The best answer to give you based on the information given is maybe. Depending on your overall LTV( Loan To Value) there are still a few lenders willing to refinance second mortgages, either as a closed end(fixed rate) mortgage or as a HELOC(Home Equity Line of Credit) which would be a variable rate based on the prime rate. Most investors of second mortgages will not go above 80-85% CLTV(combined LTV, first and second mortgage) so depending on how much you owe versus how much the property is worth, should give you a good idea as to whether you can refinance your second or not. Keep in mind this has not taken into consideration your overall debt to income/time on the job/disposable income or other key pieces of the approval process. In today’s market, getting a second mortgage done is almost as difficult, if not more difficult than getting the first mortgage done as it is a more risky investment for the lender, should the property ever go into foreclosure, the taxes and the first mortgage would be paid prior to the second mortgage lien holder. Good luck
Second mortgages typically have higher interest rates because in the event of a default, the second mortgage will not receive payment from the home’s value until the first mortgage is paid off. Therefore, a second mortgage is riskier.

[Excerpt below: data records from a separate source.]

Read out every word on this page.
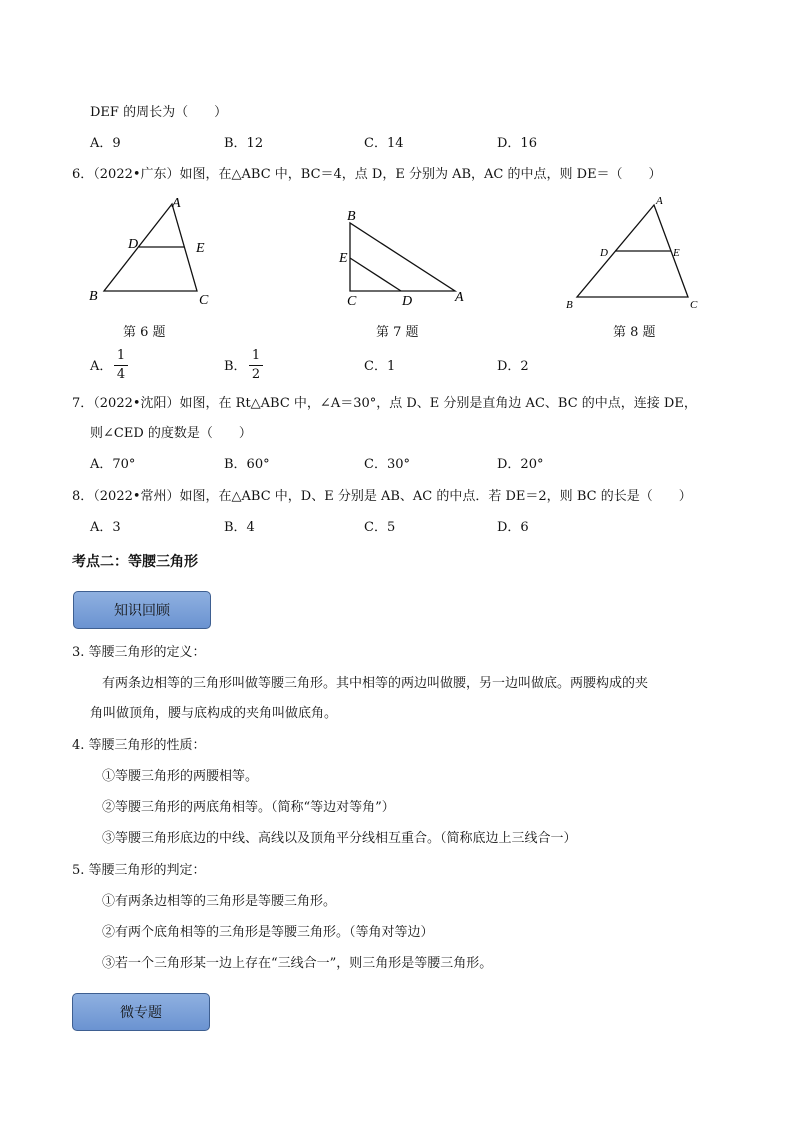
DEF 的周长为（　　）
A．9	B．12	C．14	D．16
6．（2022•广东）如图，在△ABC 中，BC＝4，点 D，E 分别为 AB，AC 的中点，则 DE＝（　　）
A
D	E
B	C
B
E
C	D	A
A
D	E
B	C
第 6 题	第 7 题	第 8 题
A．
1
4
B．
1
2
C．1	D．2
7．（2022•沈阳）如图，在 Rt△ABC 中，∠A＝30°，点 D、E 分别是直角边 AC、BC 的中点，连接 DE，
则∠CED 的度数是（　　）
A．70°	B．60°	C．30°	D．20°
8．（2022•常州）如图，在△ABC 中，D、E 分别是 AB、AC 的中点．若 DE＝2，则 BC 的长是（　　）
A．3	B．4	C．5	D．6
考点二：等腰三角形
知识回顾
3. 等腰三角形的定义：
有两条边相等的三角形叫做等腰三角形。其中相等的两边叫做腰，另一边叫做底。两腰构成的夹
角叫做顶角，腰与底构成的夹角叫做底角。
4. 等腰三角形的性质：
①等腰三角形的两腰相等。
②等腰三角形的两底角相等。（简称“等边对等角”）
③等腰三角形底边的中线、高线以及顶角平分线相互重合。（简称底边上三线合一）
5. 等腰三角形的判定：
①有两条边相等的三角形是等腰三角形。
②有两个底角相等的三角形是等腰三角形。（等角对等边）
③若一个三角形某一边上存在“三线合一”，则三角形是等腰三角形。
微专题
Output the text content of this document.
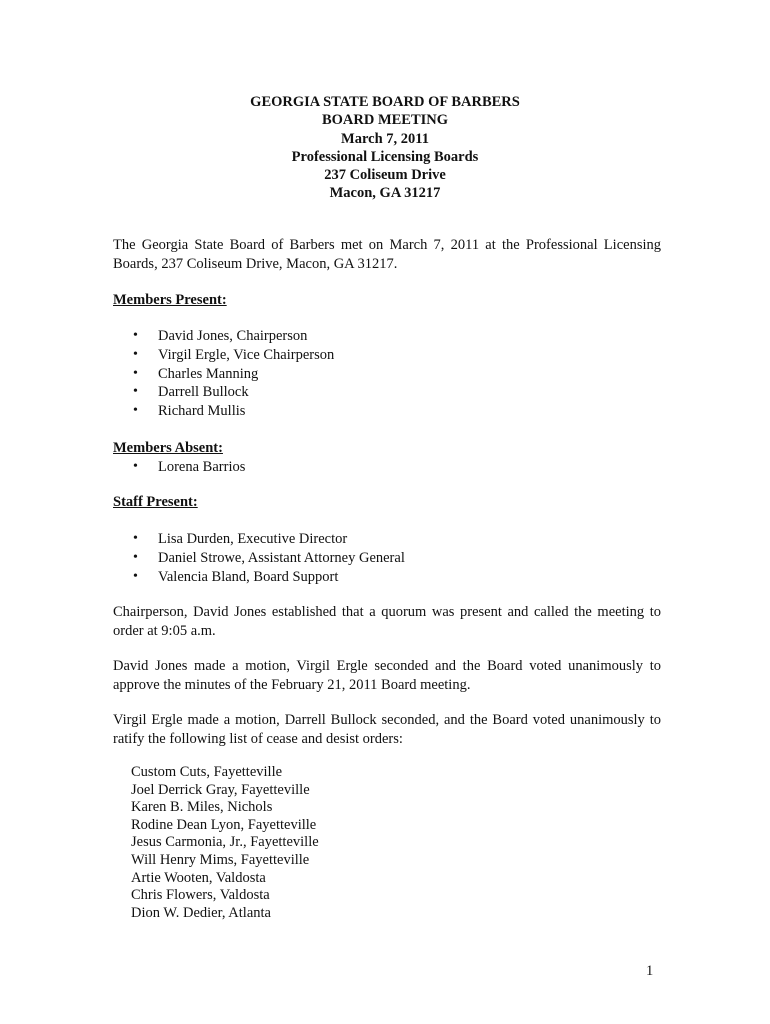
GEORGIA STATE BOARD OF BARBERS
BOARD MEETING
March 7, 2011
Professional Licensing Boards
237 Coliseum Drive
Macon, GA 31217
The Georgia State Board of Barbers met on March 7, 2011 at the Professional Licensing Boards, 237 Coliseum Drive, Macon, GA 31217.
Members Present:
• David Jones, Chairperson
• Virgil Ergle, Vice Chairperson
• Charles Manning
• Darrell Bullock
• Richard Mullis
Members Absent:
• Lorena Barrios
Staff Present:
• Lisa Durden, Executive Director
• Daniel Strowe, Assistant Attorney General
• Valencia Bland, Board Support
Chairperson, David Jones established that a quorum was present and called the meeting to order at 9:05 a.m.
David Jones made a motion, Virgil Ergle seconded and the Board voted unanimously to approve the minutes of the February 21, 2011 Board meeting.
Virgil Ergle made a motion, Darrell Bullock seconded, and the Board voted unanimously to ratify the following list of cease and desist orders:
Custom Cuts, Fayetteville
Joel Derrick Gray, Fayetteville
Karen B. Miles, Nichols
Rodine Dean Lyon, Fayetteville
Jesus Carmonia, Jr., Fayetteville
Will Henry Mims, Fayetteville
Artie Wooten, Valdosta
Chris Flowers, Valdosta
Dion W. Dedier, Atlanta
1
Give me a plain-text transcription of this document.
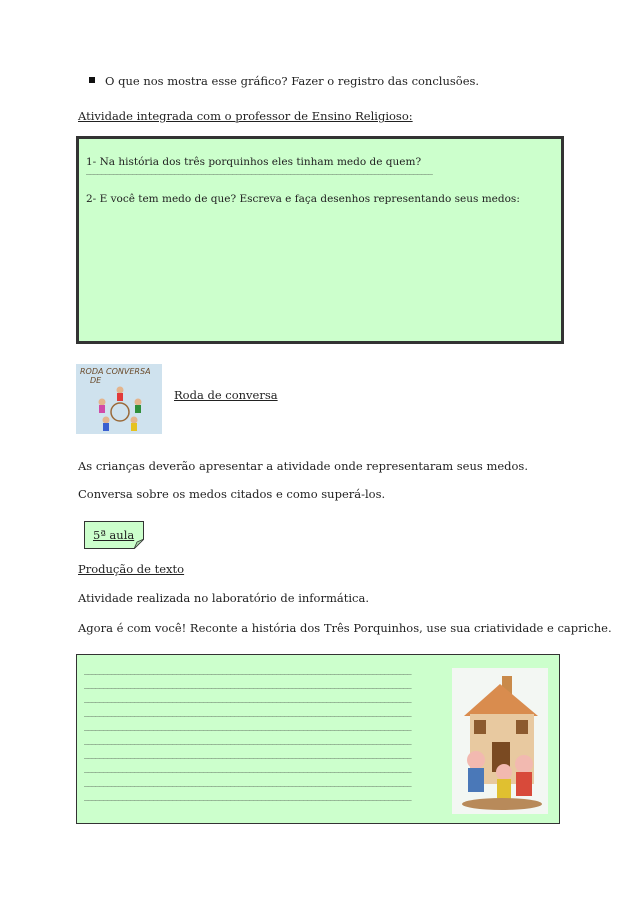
O que nos mostra esse gráfico? Fazer o registro das conclusões.
Atividade integrada com o professor de Ensino Religioso:
1- Na história dos três porquinhos eles tinham medo de quem?
__________________________________________________________________________________________
2- E você tem medo de que? Escreva e faça desenhos representando seus medos:
RODA CONVERSA
DE
Roda de conversa
As crianças deverão apresentar a atividade onde representaram seus medos.
Conversa sobre os medos citados e como superá-los.
5ª aula
Produção de texto
Atividade realizada no laboratório de informática.
Agora é com você! Reconte a história dos Três Porquinhos, use sua criatividade e capriche.
_____________________________________________________________________________________
_____________________________________________________________________________________
_____________________________________________________________________________________
_____________________________________________________________________________________
_____________________________________________________________________________________
_____________________________________________________________________________________
_____________________________________________________________________________________
_____________________________________________________________________________________
_____________________________________________________________________________________
_____________________________________________________________________________________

There are three good reasons to refinance.
- To lower your monthly payments.
2. Take cash out of your property.
3. Pay off your mortgage faster.
Refinancing can be great for some owners and not for others. Right now is a great time to refinance due to low interest rates, but the decision to refinance depends on how much you owe on the property, how much it’s worth, and how long you plan on keeping the property. (Most refinance loan programs require at least 10% equity in your home to refinance) If you already have a relatively low interest rate, it may cost you more in the long run to refinance than it would to just stay where you are. It may help to use a mortgage calculator to determine whether or not it’s worth it for you to refinance your second home. You need to consider the cost in refinancing, type of loan and whether or not you will be keeping the property long-term.
Before starting the process, you’ll want to know what your credit score is. If there is anything on your credit report that isn’t accurate, it’s a good idea to dispute those items with the credit bureau’s before attempting to refinance. This could increase your FICO score and help you get a better rate. You’ll also want to make sure you have money set aside for closing costs. Closing costs can cost around 2%-3% of your loan amount. Check to see if you have a pre-payment penalty. If so, this will be added to closing costs. Make sure you shop around for the best rates and lenders. Some lenders will wave some routine refinance charges like application, appraisal and legal fees. Try to avoid second mortgages that include penalites for late payments and default. By shopping around, you can find the most competative rates.
Another option is to roll what you have left over on your second mortgage into your first. Again, this may not be the best option for everyone. Usually, it must have been 12 months since you’ve secured your second mortgage and still have 10% equity in your home.
Applying to refinance your second mortgage is similar to applying to refinance your first: You must submit a full application with requested documentation to a lender that offers second mortgages on your type of property in your area. The lender will determine whether your credit, income, and home meet their guidelines, and they will either extend or deny you credit (a refinance) based on their findings.
Refinancing your second may be more difficult than your first, though, in an area where home values are falling or have fallen. The list of lenders that are willing to extend second mortgages to homeonwers has shrunk considerably in recent years, and if you owe more than 80-90% of your home’s current value (both loans combined), there may be very few lenders (if any) that offer a refinance product for second loans.
When a lender is in “second” position(or third or fourth for that matter), their position is inherently riskier than that of the first lender. If you were to stop making payments and the home needed to be sold or foreclosed, the second lender would only receive renumeration AFTER the first lender was paid in full. In many cases, there is nothing left after a distressed sale and attorney costs from the first lender – and the second lender loses everything or nearly everything. Additionally, should you stop paying the second lender but continue to pay the first on time, the second mortgage holder would have to jump through some additional hoops to try to recover their losses while the first lender has no inclination to change a thing.
Your best bet would be to talk to an experienced, independent mortgage broker or lender (or several) in your area about second loan options. In my area (New England), the most generous/lenient “second mortgage” lenders are the local ones – wholesale brokers, correspondents, or community banks and credit unions. When a lender is headquartered in or near your neighborhood and is very familiar with the area, they may be more willing to be in riskier “second” position – that is, offer you a second mortgage.
You may also be successful in talking to your current second mortgage lender – in theory, they are already in the risky second position, so they may be willing to offer you a safer loan that more firmly secures both your position and theirs going forward.